Applied Animal Nutrition-I

• Since digestibility trials are laborious to perform, there have been numerous attempts made to determine the digestibility of foods by reproducing in the laboratory the reactions which take place in the alimentary tract of the animal.
• Digestion in non-ruminants is not easily simulated in its entirety, but the digestibility of food protein may be determined from its susceptibility to attack in vitro by pepsin and hydrochloric acid.
• It is also possible to collect digestive tract secretions via cannulae and to use them to digest foods  in vitro.

Tilley and Terry method

• Digestibility of feeds for ruminants can be measured quite accurately in the laboratory by treating them first with rumen liquor and then with pepsin.
• During the first stage a known weight of the finely ground sample of the feed whose organic matter composition is already determined is incubated for 48 hours with buffered rumen liquor in a tube under anaerobic conditions.
• In the second stage the bacteria are killed by acidifying with hydrochloric acid to pH 2 and are then digested by incubating them with pepsin for a further 48 hours.
• The insoluble residue is filtered off, dried and ignited and again weighed.
• The difference between the two weighing gives the organic matter present in the residue.
• The digestibility coefficient determined in vitro is generally 1-2 percentage units lower than the coefficient measured in vivo.

In sacco or In situ or Semi in vivo or Nylon or Dacron Bag Technique.

The digestibility/degradability of feeds in the rumen can be determined  by keeping the feed sample in bags which are immersed in rumen contents of rumen fistulated animals. The bags are made up of nylon, dacron or silk cloth which is indigestible and should be of very fine mesh so that the test feed particles should not pass out of the bag undegraded but at the same time it should allow the rumen microbes to enter into the bag and act on the test feed. The bags on removal at different time intervals are washed till the wash water is clear and dried at 600C for 48 hours.

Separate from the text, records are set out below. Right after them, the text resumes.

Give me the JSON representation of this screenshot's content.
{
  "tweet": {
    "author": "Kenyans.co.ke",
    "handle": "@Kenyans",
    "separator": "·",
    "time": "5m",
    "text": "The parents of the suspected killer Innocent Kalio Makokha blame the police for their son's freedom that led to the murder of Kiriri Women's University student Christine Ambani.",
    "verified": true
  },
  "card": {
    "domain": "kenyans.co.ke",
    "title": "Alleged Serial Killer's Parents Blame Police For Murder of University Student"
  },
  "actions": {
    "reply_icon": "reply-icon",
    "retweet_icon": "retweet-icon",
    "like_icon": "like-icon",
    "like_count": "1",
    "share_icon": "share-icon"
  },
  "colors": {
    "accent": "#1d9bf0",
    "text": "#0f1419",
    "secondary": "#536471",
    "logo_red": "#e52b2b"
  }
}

The percent disappearence of dry matter, nitrogen/crude protein, different fibre fractions  etc are determined.

Applications of the technique

• This technique provides a powerful tool for initial evaluation of feedstuffs and is useful in screening, rapidly, large number of samples developed in forage breeding  experiments .          
•  This technique is helpful to understand the rumen processes. It is possible to vary the factors within the bag or within the rumen. The animal can be fed a constant diet, and the effect of (treated straw over untreated straw  or hay or complete diet) manipulating the feedstuffs incubated in the bag on its degradation kinetics can be studied. Alternatively, the conditions within the rumen ie: rumen environment, can be varied  and a standard material incubated in the bag in order to study the effect of rumen environment on the rate of degradation.

Limitations 

• The technique has certain inherent limitations.
• The test feed in the bag is not subjected to the total ruminal experience, ie., mastication, rumination and passage. What is actually measured is the breakdown of material to a size small enough to leave the bag and not necessarily a complete degradation to simple chemical compounds.

In Vivo Artificial Rumen (VIVAR) Technique

An invivo artifical rumen (VIVAR) was developed for studying nutrient utilisation by rumen micro-organisms under controlled conditions in the rumen. The system consists of a porcelain test tube or stainless steel or glass jars fitted with bacteriological membranes to provide controlled interchange of the VIVAR and rumen contents. The rumen microflora pass through the semipermeable membranes and degrade feed samples present inside the VIVAR tube, but the sample particles cannot move outside. After completion of the fermentation period, VIVAR tubes is removed. The dry matter disappearence may be recorded by difference in weight of the sample and the residues left in the VIVAR tube.